Jetzt hörte sie die dünnen Bretter ächzen vor wuchtigem Drucke und hörte das Eisenwerk des Schlosses klappern und rasseln – und die nackten Sohlen gegen den Fuß des Kreisters stemmend, preßte sie die Arme, unter Schluchzen und Beten, mit der ganzen Kraft ihres jungen Körpers wider die wankenden Bretter.

Was half ihr Beten? Was half ihre Kraft?

Knirschend bog sich der Riegel – klirrend sprang er entzwei – in die Spalte der weichenden Thüre schob sich ein Fuß – ein Knie – ein tastender Arm – und nun – nun –

Nun klang an das Ohr des verzweifelnden Mädchens das laute Gebell eines Hundes – so nahe schon – nun schon in der Hütte – und „Festei! Festei!“ schrie es in herzzereißenden Lauten von Nannei’s Lippen.

Da wich an der Thüre die einwärtsdrückende Kraft, polternd fuhren die Bretter zurück in ihre Fugen – und unter dem jähen Ruck in die Kniee brechend, schlug Nannei mit voller Stirne gegen das dröhnende Holz.

Noch war sie nicht wieder auf den Füßen, da hallte von draußenher ein röchelnder Schmerzensruf – aufkreischend flog das Mädchen hinaus in die Stube – und während das heulende Bellen des Hundes, einem enteilenden Schritte folgend, von der Hütte sich entfernte, sah Nannei jenseits der Schwelle im Mondlicht Einen stehen – der hielt in hocherhobenen Händen die Büchse, die ihr krachendes Feuer gradauf in die Luft entlud – nun sank ihm das Haupt in den Nacken – es sanken ihm die Arme – die Büchse fiel klappernd auf die Steine – und der sie gehalten, brach zusammen mit dumpfem Schlage.

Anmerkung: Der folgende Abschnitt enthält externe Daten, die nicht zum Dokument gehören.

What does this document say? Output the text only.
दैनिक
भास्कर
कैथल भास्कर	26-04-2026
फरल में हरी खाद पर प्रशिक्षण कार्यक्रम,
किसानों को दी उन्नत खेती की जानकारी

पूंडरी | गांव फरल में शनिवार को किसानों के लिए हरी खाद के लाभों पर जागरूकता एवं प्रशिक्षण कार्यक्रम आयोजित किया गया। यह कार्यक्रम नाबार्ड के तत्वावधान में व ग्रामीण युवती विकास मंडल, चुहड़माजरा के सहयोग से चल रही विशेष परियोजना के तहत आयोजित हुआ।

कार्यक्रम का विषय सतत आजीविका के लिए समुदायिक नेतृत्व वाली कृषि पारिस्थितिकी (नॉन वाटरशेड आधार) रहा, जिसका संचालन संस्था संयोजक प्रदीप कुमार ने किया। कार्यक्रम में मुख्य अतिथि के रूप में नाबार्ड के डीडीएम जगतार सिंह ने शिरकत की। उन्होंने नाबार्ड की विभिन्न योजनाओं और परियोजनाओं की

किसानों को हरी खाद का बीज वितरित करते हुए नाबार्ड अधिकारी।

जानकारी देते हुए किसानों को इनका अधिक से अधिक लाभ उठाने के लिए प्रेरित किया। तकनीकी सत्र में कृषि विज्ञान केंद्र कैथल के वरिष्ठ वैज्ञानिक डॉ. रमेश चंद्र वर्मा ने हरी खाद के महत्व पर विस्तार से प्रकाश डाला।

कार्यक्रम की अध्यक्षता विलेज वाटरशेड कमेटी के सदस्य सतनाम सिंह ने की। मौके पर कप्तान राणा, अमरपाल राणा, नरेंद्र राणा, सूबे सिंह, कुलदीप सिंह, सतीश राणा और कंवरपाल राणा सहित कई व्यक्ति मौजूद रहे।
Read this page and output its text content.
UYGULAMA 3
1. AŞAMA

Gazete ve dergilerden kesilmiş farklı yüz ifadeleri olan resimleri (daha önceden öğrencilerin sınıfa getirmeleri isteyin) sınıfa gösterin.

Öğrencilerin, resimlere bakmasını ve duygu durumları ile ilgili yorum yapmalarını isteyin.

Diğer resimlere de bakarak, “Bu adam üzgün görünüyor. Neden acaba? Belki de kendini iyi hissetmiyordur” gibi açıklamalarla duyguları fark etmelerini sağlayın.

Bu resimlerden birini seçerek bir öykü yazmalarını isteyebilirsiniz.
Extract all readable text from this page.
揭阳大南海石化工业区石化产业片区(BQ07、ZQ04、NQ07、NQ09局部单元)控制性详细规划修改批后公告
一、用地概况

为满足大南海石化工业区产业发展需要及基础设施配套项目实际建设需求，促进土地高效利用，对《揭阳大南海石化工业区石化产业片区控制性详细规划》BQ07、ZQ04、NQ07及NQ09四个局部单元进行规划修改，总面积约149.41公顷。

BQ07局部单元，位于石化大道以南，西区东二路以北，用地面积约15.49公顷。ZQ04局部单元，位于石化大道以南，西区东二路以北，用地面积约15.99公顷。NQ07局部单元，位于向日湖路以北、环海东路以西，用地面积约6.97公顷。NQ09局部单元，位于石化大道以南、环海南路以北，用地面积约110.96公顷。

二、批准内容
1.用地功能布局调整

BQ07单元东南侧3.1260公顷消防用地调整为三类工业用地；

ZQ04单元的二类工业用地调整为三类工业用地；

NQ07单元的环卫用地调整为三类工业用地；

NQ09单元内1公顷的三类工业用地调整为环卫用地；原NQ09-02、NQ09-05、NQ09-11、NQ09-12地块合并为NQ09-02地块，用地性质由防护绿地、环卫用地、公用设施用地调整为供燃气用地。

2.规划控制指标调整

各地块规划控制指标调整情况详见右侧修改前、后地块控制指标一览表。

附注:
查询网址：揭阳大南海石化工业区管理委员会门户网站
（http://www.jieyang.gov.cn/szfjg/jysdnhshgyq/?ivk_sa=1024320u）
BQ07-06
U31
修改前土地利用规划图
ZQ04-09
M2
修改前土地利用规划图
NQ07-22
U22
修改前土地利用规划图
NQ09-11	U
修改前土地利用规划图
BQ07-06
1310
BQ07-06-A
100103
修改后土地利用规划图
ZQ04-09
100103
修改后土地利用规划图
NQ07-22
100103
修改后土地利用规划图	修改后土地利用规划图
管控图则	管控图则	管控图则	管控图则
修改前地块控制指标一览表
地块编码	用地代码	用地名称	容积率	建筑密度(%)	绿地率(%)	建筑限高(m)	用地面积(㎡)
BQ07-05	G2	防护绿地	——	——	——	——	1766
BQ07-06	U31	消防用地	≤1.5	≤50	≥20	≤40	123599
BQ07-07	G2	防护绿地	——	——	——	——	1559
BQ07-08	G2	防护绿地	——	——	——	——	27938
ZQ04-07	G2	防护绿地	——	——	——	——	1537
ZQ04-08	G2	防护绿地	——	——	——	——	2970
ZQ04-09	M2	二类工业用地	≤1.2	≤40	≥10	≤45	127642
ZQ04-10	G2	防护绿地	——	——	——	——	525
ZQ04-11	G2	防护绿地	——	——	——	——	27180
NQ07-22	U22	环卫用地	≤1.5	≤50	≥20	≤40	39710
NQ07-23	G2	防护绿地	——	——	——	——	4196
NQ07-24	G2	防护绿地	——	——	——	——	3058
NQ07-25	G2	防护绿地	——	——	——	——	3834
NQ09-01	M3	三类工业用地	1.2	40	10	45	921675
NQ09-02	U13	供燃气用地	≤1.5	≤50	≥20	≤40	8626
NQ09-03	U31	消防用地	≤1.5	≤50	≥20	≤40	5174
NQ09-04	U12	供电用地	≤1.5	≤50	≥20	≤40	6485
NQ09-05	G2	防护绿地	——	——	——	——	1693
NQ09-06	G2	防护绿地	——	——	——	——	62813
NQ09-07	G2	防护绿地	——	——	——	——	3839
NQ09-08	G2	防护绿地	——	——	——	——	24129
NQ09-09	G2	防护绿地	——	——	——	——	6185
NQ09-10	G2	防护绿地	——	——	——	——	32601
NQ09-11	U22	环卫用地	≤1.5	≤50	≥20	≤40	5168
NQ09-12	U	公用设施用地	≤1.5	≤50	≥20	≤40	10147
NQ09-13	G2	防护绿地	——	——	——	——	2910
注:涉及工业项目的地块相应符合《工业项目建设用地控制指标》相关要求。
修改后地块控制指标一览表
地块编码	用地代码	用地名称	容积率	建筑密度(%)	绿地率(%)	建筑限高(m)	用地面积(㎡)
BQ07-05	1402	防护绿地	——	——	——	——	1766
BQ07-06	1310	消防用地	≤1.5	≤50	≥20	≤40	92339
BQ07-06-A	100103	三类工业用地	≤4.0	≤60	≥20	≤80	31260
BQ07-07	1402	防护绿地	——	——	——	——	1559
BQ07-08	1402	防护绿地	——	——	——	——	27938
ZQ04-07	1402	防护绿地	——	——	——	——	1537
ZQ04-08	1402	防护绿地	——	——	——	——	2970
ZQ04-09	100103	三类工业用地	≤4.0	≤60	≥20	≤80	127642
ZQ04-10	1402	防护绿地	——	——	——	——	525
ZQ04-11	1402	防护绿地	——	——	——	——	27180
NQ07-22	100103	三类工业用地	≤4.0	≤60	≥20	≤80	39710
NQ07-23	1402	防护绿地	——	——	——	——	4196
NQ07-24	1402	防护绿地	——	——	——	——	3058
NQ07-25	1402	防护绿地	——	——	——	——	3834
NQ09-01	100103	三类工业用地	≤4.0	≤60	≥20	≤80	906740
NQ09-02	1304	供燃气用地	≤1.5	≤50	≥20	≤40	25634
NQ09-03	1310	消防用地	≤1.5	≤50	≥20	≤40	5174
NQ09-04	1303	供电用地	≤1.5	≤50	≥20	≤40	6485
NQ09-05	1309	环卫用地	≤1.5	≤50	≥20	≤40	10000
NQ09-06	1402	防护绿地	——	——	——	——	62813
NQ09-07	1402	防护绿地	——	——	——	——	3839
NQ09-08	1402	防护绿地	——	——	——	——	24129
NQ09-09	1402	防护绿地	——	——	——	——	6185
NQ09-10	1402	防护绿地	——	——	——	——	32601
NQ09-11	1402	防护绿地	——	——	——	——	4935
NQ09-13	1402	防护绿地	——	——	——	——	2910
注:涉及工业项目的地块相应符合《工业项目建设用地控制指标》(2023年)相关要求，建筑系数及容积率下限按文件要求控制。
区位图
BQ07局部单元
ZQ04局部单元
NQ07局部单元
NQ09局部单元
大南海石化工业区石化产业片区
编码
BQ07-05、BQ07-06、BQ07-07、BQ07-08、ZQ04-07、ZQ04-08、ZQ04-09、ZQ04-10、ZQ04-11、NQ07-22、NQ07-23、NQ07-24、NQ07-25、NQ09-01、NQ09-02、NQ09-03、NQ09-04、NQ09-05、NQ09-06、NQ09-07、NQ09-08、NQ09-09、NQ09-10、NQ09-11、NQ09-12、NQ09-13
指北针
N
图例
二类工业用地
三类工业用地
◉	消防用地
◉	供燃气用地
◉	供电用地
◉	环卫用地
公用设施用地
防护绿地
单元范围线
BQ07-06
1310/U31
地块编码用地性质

Es war nur ein Augenblick, während dessen Jammer und Entsetzen Nannei’s Glieder lähmten – dann klang es von ihrem Munde mit gellendem Wehschrei in die Lüfte: „Festei! Mein Festei! Mein armer Festei!“ – und noch war das schwebende Echo dieser Laute zwischen den mondbeglänzten Felsen nicht verhallt, da lag sie vor dem Hingestreckten schon auf beiden Knieen, hob mit zitternden Händen sein Haupt von den Steinen, und unter Schluchzen und Stammeln überströmte sie das bleiche, blutbegossene Antlitz mit Küssen und Küssen.

Nun kam auch der Hund zurück und umkreiste winselnd die jammervolle Gruppe.

Unter klagenden Worten des Schmerzes und der Liebe, unter schluchzenden Hülferufen hielt Nannei das Haupt des Geliebten an ihren Busen gepreßt, nicht achtend, daß sein warmes, rinnendes Blut ihr dünnes Linnen netzte und durchdrang.

„Festei! Festei!“ glitt es plötzlich in zitternder Freude von ihren Lippen.

Sie sah seine Augen offen, sah an seinem Blicke, daß er sie erkannte, und sah ein glückliches Lächeln seinen blassen Mund umspielen.




9.

Dichte Wolken umhüllten alle Bergspitzen, und vor einem kalten Winde flatterten unfreundliche Nebel quer über das Griesthal. Dicke Wassertropfen hingen an allen Büschen, aus denen sich ab und zu auch leichte weiße Dünste emporkräuselten.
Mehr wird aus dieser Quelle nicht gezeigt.